Methodology: Women in the immediate postpartum period were recruited to a randomized double-blind controlled trial on the basis of self-reported vulnerability factors and were randomly assigned to receive either a structured programme of nurse home visiting, supported by a social worker and paediatrician (n = 90), or assigned to a comparison group receiving standard community child health services (n = 91). Parenting stress and maternal depression were measured at enrolment and at 6 weeks. Preventive health behaviour, service satisfaction and home environment outcomes were tested at 6 weeks, as were child health outcomes.
Results: At six weeks, women receiving the home-based programme had significant reductions in postnatal depression screening scores as well as improvements in their experience of the parental role and improvement in the ability to maintain their own identity.

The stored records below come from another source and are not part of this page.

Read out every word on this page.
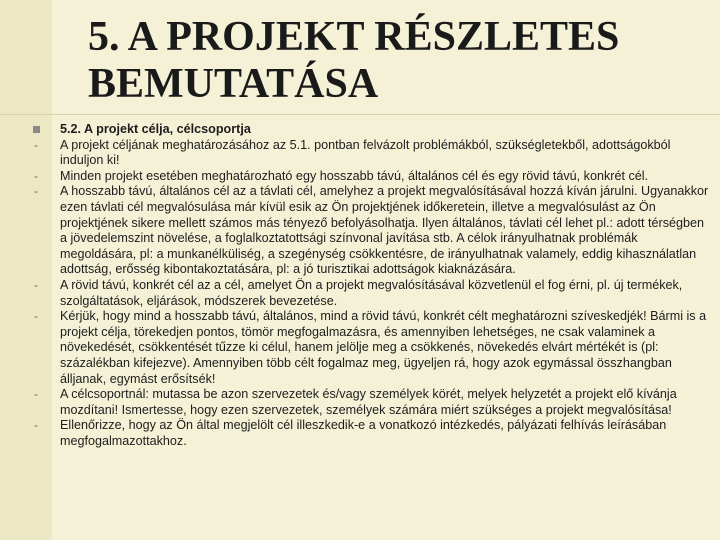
5. A PROJEKT RÉSZLETES BEMUTATÁSA
5.2. A projekt célja, célcsoportja
-	A projekt céljának meghatározásához az 5.1. pontban felvázolt problémákból, szükségletekből, adottságokból induljon ki!
-	Minden projekt esetében meghatározható egy hosszabb távú, általános cél és egy rövid távú, konkrét cél.
-	A hosszabb távú, általános cél az a távlati cél, amelyhez a projekt megvalósításával hozzá kíván járulni. Ugyanakkor ezen távlati cél megvalósulása már kívül esik az Ön projektjének időkeretein, illetve a megvalósulást az Ön projektjének sikere mellett számos más tényező befolyásolhatja. Ilyen általános, távlati cél lehet pl.: adott térségben a jövedelemszint növelése, a foglalkoztatottsági színvonal javítása stb. A célok irányulhatnak problémák megoldására, pl: a munkanélküliség, a szegénység csökkentésre, de irányulhatnak valamely, eddig kihasználatlan adottság, erősség kibontakoztatására, pl: a jó turisztikai adottságok kiaknázására.
-	A rövid távú, konkrét cél az a cél, amelyet Ön a projekt megvalósításával közvetlenül el fog érni, pl. új termékek, szolgáltatások, eljárások, módszerek bevezetése.
-	Kérjük, hogy mind a hosszabb távú, általános, mind a rövid távú, konkrét célt meghatározni szíveskedjék! Bármi is a projekt célja, törekedjen pontos, tömör megfogalmazásra, és amennyiben lehetséges, ne csak valaminek a növekedését, csökkentését tűzze ki célul, hanem jelölje meg a csökkenés, növekedés elvárt mértékét is (pl: százalékban kifejezve). Amennyiben több célt fogalmaz meg, ügyeljen rá, hogy azok egymással összhangban álljanak, egymást erősítsék!
-	A célcsoportnál: mutassa be azon szervezetek és/vagy személyek körét, melyek helyzetét a projekt elő kívánja mozdítani! Ismertesse, hogy ezen szervezetek, személyek számára miért szükséges a projekt megvalósítása!
-	Ellenőrizze, hogy az Ön által megjelölt cél illeszkedik-e a vonatkozó intézkedés, pályázati felhívás leírásában megfogalmazottakhoz.
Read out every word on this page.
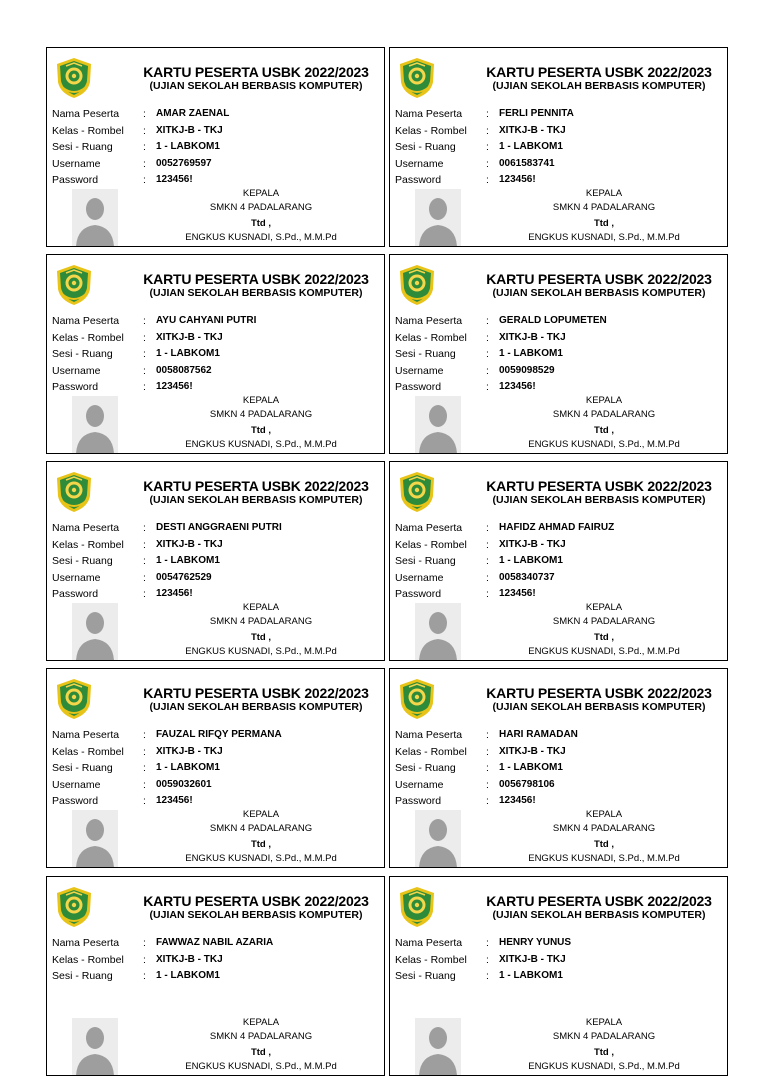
KARTU PESERTA USBK 2022/2023
(UJIAN SEKOLAH BERBASIS KOMPUTER)
Nama Peserta : AMAR ZAENAL
Kelas - Rombel : XITKJ-B - TKJ
Sesi - Ruang	: 1 - LABKOM1
Username	: 0052769597
Password	: 123456!
KEPALA
SMKN 4 PADALARANG
Ttd ,
ENGKUS KUSNADI, S.Pd., M.M.Pd
KARTU PESERTA USBK 2022/2023
(UJIAN SEKOLAH BERBASIS KOMPUTER)
Nama Peserta : FERLI PENNITA
Kelas - Rombel : XITKJ-B - TKJ
Sesi - Ruang	: 1 - LABKOM1
Username	: 0061583741
Password	: 123456!
KEPALA
SMKN 4 PADALARANG
Ttd ,
ENGKUS KUSNADI, S.Pd., M.M.Pd
KARTU PESERTA USBK 2022/2023
(UJIAN SEKOLAH BERBASIS KOMPUTER)
Nama Peserta : AYU CAHYANI PUTRI
Kelas - Rombel : XITKJ-B - TKJ
Sesi - Ruang	: 1 - LABKOM1
Username	: 0058087562
Password	: 123456!
KEPALA
SMKN 4 PADALARANG
Ttd ,
ENGKUS KUSNADI, S.Pd., M.M.Pd
KARTU PESERTA USBK 2022/2023
(UJIAN SEKOLAH BERBASIS KOMPUTER)
Nama Peserta : GERALD LOPUMETEN
Kelas - Rombel : XITKJ-B - TKJ
Sesi - Ruang	: 1 - LABKOM1
Username	: 0059098529
Password	: 123456!
KEPALA
SMKN 4 PADALARANG
Ttd ,
ENGKUS KUSNADI, S.Pd., M.M.Pd
KARTU PESERTA USBK 2022/2023
(UJIAN SEKOLAH BERBASIS KOMPUTER)
Nama Peserta : DESTI ANGGRAENI PUTRI
Kelas - Rombel : XITKJ-B - TKJ
Sesi - Ruang	: 1 - LABKOM1
Username	: 0054762529
Password	: 123456!
KEPALA
SMKN 4 PADALARANG
Ttd ,
ENGKUS KUSNADI, S.Pd., M.M.Pd
KARTU PESERTA USBK 2022/2023
(UJIAN SEKOLAH BERBASIS KOMPUTER)
Nama Peserta : HAFIDZ AHMAD FAIRUZ
Kelas - Rombel : XITKJ-B - TKJ
Sesi - Ruang	: 1 - LABKOM1
Username	: 0058340737
Password	: 123456!
KEPALA
SMKN 4 PADALARANG
Ttd ,
ENGKUS KUSNADI, S.Pd., M.M.Pd
KARTU PESERTA USBK 2022/2023
(UJIAN SEKOLAH BERBASIS KOMPUTER)
Nama Peserta : FAUZAL RIFQY PERMANA
Kelas - Rombel : XITKJ-B - TKJ
Sesi - Ruang	: 1 - LABKOM1
Username	: 0059032601
Password	: 123456!
KEPALA
SMKN 4 PADALARANG
Ttd ,
ENGKUS KUSNADI, S.Pd., M.M.Pd
KARTU PESERTA USBK 2022/2023
(UJIAN SEKOLAH BERBASIS KOMPUTER)
Nama Peserta : HARI RAMADAN
Kelas - Rombel : XITKJ-B - TKJ
Sesi - Ruang	: 1 - LABKOM1
Username	: 0056798106
Password	: 123456!
KEPALA
SMKN 4 PADALARANG
Ttd ,
ENGKUS KUSNADI, S.Pd., M.M.Pd
KARTU PESERTA USBK 2022/2023
(UJIAN SEKOLAH BERBASIS KOMPUTER)
Nama Peserta : FAWWAZ NABIL AZARIA
Kelas - Rombel : XITKJ-B - TKJ
Sesi - Ruang	: 1 - LABKOM1
KEPALA
SMKN 4 PADALARANG
Ttd ,
ENGKUS KUSNADI, S.Pd., M.M.Pd
KARTU PESERTA USBK 2022/2023
(UJIAN SEKOLAH BERBASIS KOMPUTER)
Nama Peserta : HENRY YUNUS
Kelas - Rombel : XITKJ-B - TKJ
Sesi - Ruang	: 1 - LABKOM1
KEPALA
SMKN 4 PADALARANG
Ttd ,
ENGKUS KUSNADI, S.Pd., M.M.Pd
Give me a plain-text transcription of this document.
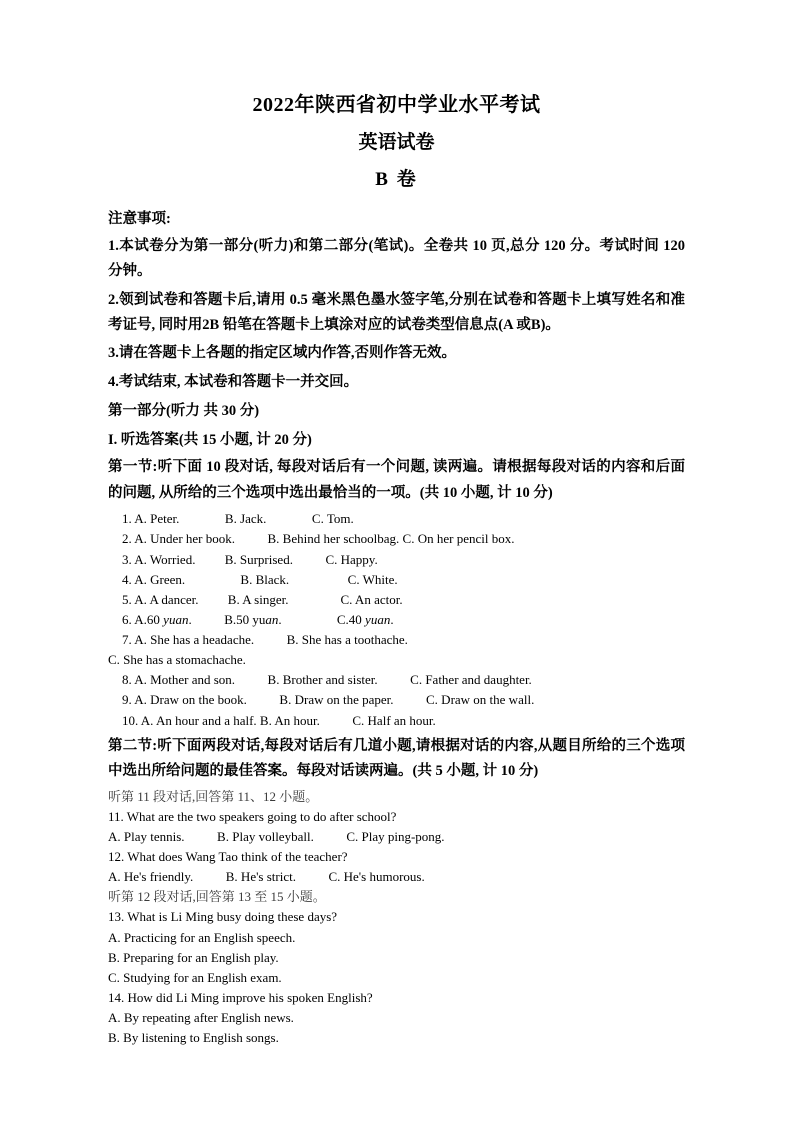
2022年陕西省初中学业水平考试
英语试卷
B 卷
注意事项:
1.本试卷分为第一部分(听力)和第二部分(笔试)。全卷共 10 页,总分 120 分。考试时间 120 分钟。
2.领到试卷和答题卡后,请用 0.5 毫米黑色墨水签字笔,分别在试卷和答题卡上填写姓名和准考证号, 同时用2B 铅笔在答题卡上填涂对应的试卷类型信息点(A 或B)。
3.请在答题卡上各题的指定区域内作答,否则作答无效。
4.考试结束, 本试卷和答题卡一并交回。
第一部分(听力 共 30 分)
I. 听选答案(共 15 小题, 计 20 分)
第一节:听下面 10 段对话, 每段对话后有一个问题, 读两遍。请根据每段对话的内容和后面的问题, 从所给的三个选项中选出最恰当的一项。(共 10 小题, 计 10 分)
1. A. Peter.              B. Jack.              C. Tom.
2. A. Under her book.          B. Behind her schoolbag. C. On her pencil box.
3. A. Worried.         B. Surprised.          C. Happy.
4. A. Green.                 B. Black.                  C. White.
5. A. A dancer.         B. A singer.                C. An actor.
6. A.60 yuan.          B.50 yuan.                 C.40 yuan.
7. A. She has a headache.          B. She has a toothache.
C. She has a stomachache.
8. A. Mother and son.          B. Brother and sister.          C. Father and daughter.
9. A. Draw on the book.          B. Draw on the paper.          C. Draw on the wall.
10. A. An hour and a half. B. An hour.          C. Half an hour.
第二节:听下面两段对话,每段对话后有几道小题,请根据对话的内容,从题目所给的三个选项中选出所给问题的最佳答案。每段对话读两遍。(共 5 小题, 计 10 分)
听第 11 段对话,回答第 11、12 小题。
11. What are the two speakers going to do after school?
A. Play tennis.          B. Play volleyball.          C. Play ping-pong.
12. What does Wang Tao think of the teacher?
A. He's friendly.          B. He's strict.          C. He's humorous.
听第 12 段对话,回答第 13 至 15 小题。
13. What is Li Ming busy doing these days?
A. Practicing for an English speech.
B. Preparing for an English play.
C. Studying for an English exam.
14. How did Li Ming improve his spoken English?
A. By repeating after English news.
B. By listening to English songs.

Maternal–infant interactions were more likely to be positive, with significantly higher (better) scores in aspects of the home environment related to optimal development in children, particularly maternal–infant secure attachment. Intervention group mothers were significantly more satisfied with the community child health service.
Conclusions: This form of intervention for families is effective in promoting secure maternal–infant attachment, preventing maternal mood disorder and is welcomed by the families receiving it. These findings may predict long-term benefits for the healthy development of children otherwise at risk of a range of poor health and development outcomes.